Signer 13 Oct 2023 15:36 UTC
14 points
11

This seems like the most important crux. Why should we not expect the maximizer we trained to X-maximize to use its affordances to maximize X’, where X’ is the exact actual thing the training feedback represents as a target, and that differs at least somewhat from X? Why should we expect to like the way it does that, even if X’ did equal X? I do not understand the other perspective.

Because that’s what happens—humans don’t always wirehead and neural networks don’t always overfit. Because training feedback is not utility, there are also local effects of training process and space of training data.
- Zvi 14 Oct 2023 11:44 UTC
  2 points
  0
  Parent
  What I’m saying as it applies to us is, in this case and at human-level, with our level of affordances/compute/data/etc, humans have found that the best way to maximize X’ is to instead maximize some set of things Z, where Z is a complicated array of intermediate goals, so we have evolved/learned to do exactly this. The exact composition of Z aims for X’, and often misses. And because of the ways humans interact with the world and other humans, if you don’t do something pretty complex, you won’t get much X’ or X, so I don’t know what else you were expecting—the world punishes wireheading pretty hard.
  But, as our affordances/capabilities/local-data increase and we exert more optimization pressure, we should expect to see more narrow and accurate targeting of X’, in ways that nicely generalize less. And indeed I think we largely do see this in humans even over our current ranges, fwiw, in highly robust fashion (although not universally).
  Neural networks do not always overfit if we get the settings right. But they very often do, we just throw those out and try again, which is also part of the optimization process.

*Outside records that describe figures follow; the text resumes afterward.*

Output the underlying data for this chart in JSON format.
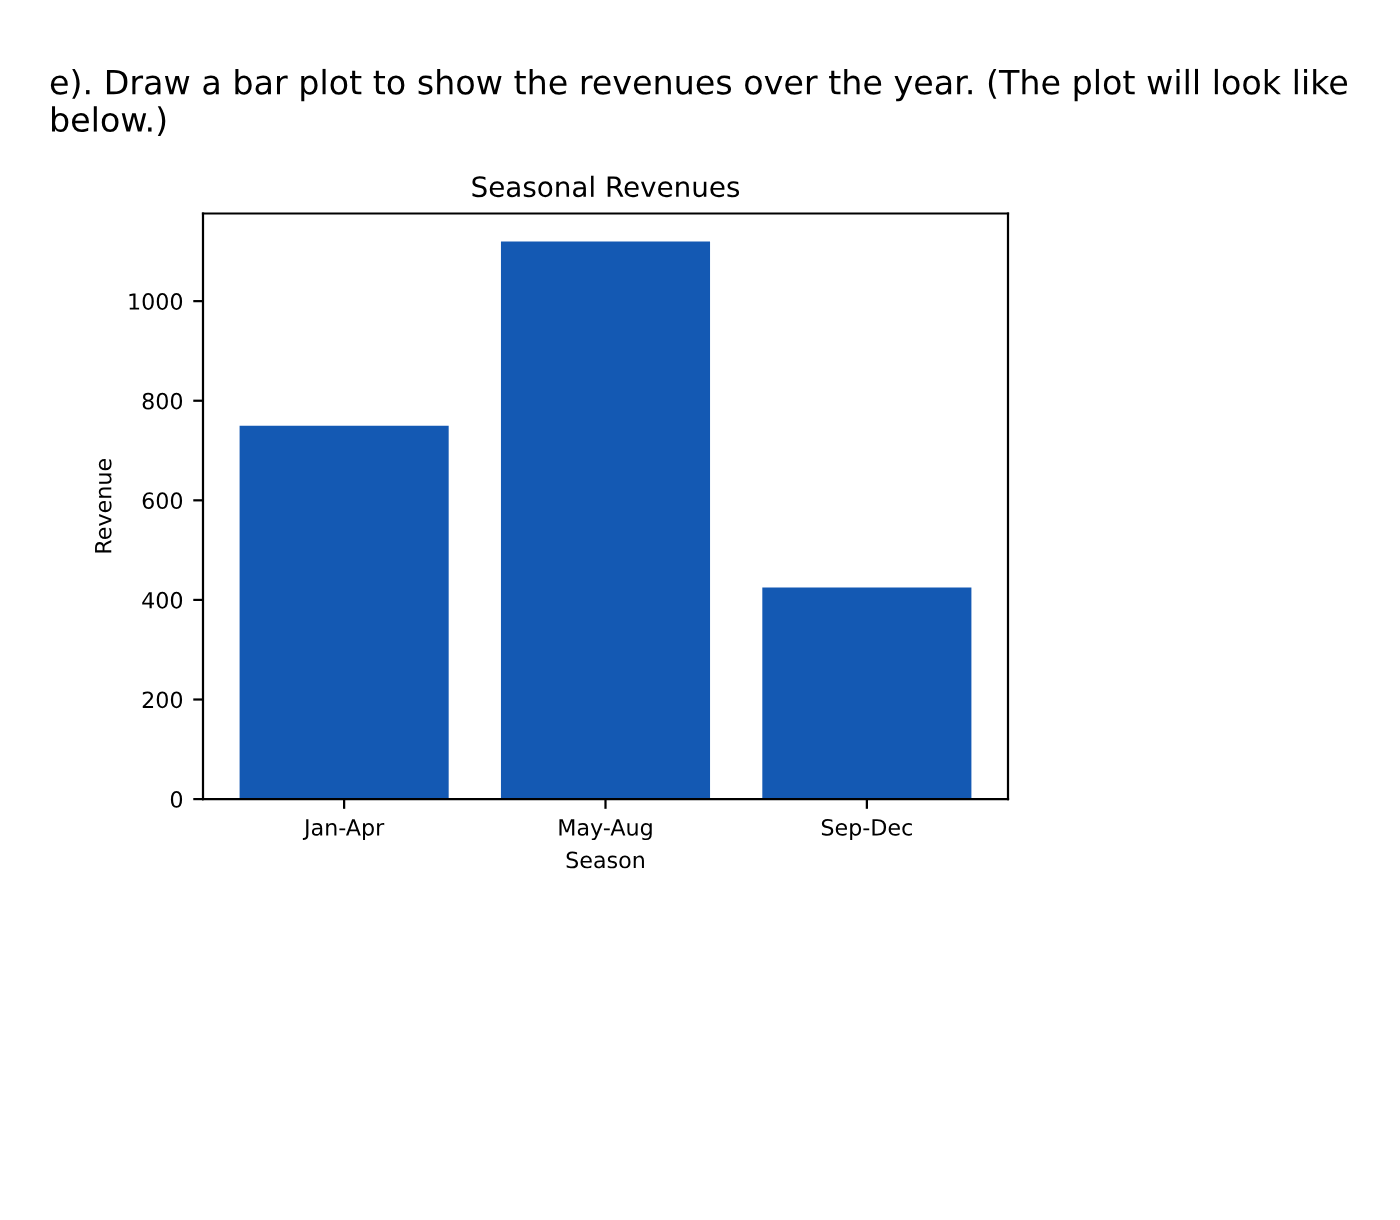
{
  "chart_data": {
    "type": "bar",
    "title": "Seasonal Revenues",
    "xlabel": "Season",
    "ylabel": "Revenue",
    "annotations": [
      "e). Draw a bar plot to show the revenues over the year. (The plot will look like below.)"
    ],
    "categories": [
      "Jan-Apr",
      "May-Aug",
      "Sep-Dec"
    ],
    "values": [
      750,
      1120,
      425
    ],
    "color": "#1459b3",
    "ylim": [
      0,
      1176
    ],
    "yticks": [
      0,
      200,
      400,
      600,
      800,
      1000
    ],
    "grid": false,
    "legend": false
  }
}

As I understand it, if you give them the ability to fully overfit, they will totally do it, which is one reason you have to mess with the settings, you have to set them up so that the way to max X’ is not to do what to us we would call an overfit, either specifically or generalizations of that, which is a large part of why everything is so finicky.
  Or, the general human pattern: When dealing with arbitrary outside forces more powerful than you, that you don’t fully understand, you learn to and do abide the spirit of the enterprise, to avoid rustling feathers (impact penalties), to not aim too narrowly, try not to lie, etc. But that’s because we lack the affordances to stop doing that.